Thanks for your help. I found there’re a few reasons for this error. It’s possibly caused by operation not supported by the kernel, which you have mentioned. It’s also possibly caused by different versions of pytorch. In my case here, I downgraded pytorch to 1.7 and the problem was gone.

Best,
Nanton

1 Like

Can you tell me about your model architecture, the version of torch and torchvision. I got the same problem

this is caused when you call the forward function of a conv2d module with a quantized tensor (the output of a quant stub) after quantizing the model.

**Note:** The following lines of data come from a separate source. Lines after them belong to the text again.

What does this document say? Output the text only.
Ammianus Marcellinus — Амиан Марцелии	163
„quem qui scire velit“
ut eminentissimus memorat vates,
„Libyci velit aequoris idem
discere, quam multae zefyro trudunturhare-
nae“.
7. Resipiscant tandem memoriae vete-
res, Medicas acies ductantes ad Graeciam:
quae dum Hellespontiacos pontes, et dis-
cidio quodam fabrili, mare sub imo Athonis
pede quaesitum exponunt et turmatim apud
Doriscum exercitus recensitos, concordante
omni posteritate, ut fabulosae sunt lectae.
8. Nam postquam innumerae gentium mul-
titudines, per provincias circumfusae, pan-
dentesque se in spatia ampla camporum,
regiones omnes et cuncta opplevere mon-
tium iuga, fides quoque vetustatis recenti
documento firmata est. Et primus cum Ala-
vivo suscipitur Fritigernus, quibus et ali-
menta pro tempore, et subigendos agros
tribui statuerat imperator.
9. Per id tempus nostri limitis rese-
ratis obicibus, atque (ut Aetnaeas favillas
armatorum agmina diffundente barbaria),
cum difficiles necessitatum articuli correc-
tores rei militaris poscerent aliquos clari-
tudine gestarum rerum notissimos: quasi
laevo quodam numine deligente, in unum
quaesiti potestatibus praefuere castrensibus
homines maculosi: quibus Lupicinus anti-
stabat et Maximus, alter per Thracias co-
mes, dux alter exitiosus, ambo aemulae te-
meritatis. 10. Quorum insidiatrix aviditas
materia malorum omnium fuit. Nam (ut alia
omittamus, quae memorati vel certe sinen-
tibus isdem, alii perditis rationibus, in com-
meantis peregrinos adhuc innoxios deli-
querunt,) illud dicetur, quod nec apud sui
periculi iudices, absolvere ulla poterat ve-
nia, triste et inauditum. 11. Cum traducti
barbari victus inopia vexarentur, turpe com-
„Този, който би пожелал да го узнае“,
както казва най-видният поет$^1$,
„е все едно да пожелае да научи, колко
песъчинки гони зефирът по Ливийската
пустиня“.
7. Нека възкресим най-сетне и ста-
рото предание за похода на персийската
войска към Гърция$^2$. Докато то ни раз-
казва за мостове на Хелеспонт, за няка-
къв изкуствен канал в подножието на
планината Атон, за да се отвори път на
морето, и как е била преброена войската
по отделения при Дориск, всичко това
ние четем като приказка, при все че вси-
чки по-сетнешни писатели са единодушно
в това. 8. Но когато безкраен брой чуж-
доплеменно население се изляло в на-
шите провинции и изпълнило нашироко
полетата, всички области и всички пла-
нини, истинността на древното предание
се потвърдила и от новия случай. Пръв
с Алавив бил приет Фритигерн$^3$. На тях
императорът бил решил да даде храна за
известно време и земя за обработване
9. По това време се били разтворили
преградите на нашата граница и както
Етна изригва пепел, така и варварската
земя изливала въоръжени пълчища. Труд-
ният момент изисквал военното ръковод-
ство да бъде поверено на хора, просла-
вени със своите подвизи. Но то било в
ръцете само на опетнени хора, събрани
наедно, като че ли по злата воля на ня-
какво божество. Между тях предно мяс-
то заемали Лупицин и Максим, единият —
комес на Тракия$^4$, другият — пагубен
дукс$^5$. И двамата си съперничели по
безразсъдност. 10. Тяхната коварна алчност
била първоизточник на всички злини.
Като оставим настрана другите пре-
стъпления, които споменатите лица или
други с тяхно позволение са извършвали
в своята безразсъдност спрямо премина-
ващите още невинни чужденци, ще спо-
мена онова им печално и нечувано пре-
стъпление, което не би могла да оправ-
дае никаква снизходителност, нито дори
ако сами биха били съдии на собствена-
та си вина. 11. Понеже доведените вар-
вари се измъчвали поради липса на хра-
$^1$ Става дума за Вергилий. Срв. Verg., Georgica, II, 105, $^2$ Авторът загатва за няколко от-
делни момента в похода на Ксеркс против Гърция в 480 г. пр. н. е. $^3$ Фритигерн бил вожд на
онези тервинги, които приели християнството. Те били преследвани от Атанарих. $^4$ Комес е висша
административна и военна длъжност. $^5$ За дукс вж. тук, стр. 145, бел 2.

If your model is structured like

init:
self.conv = nn.Conv2d(...)
self.relu = nn.ReLU()
self.batch_norm = nn.BatchNorm2d(...)
self.quant_stub = nn.quant_stub()
self.dequant_stub = nn.dequant_stub()

forward:
x = self.quant_stub(x)
x = self.conv1(x)
x = self.relu(x)
x  = self.batch_norm(x)
x = self.dequant_stub(x)

and you apply quantization in a way that quantized the quant_stub but not the conv2d module, you’ll see this error. It looks like OP quantized only the BatchNorm operation?? Thus he saw this error.

If you want to only quantize the batchnorm operation you would have to move the quant stubs around so they surround the batchnorm for that to work.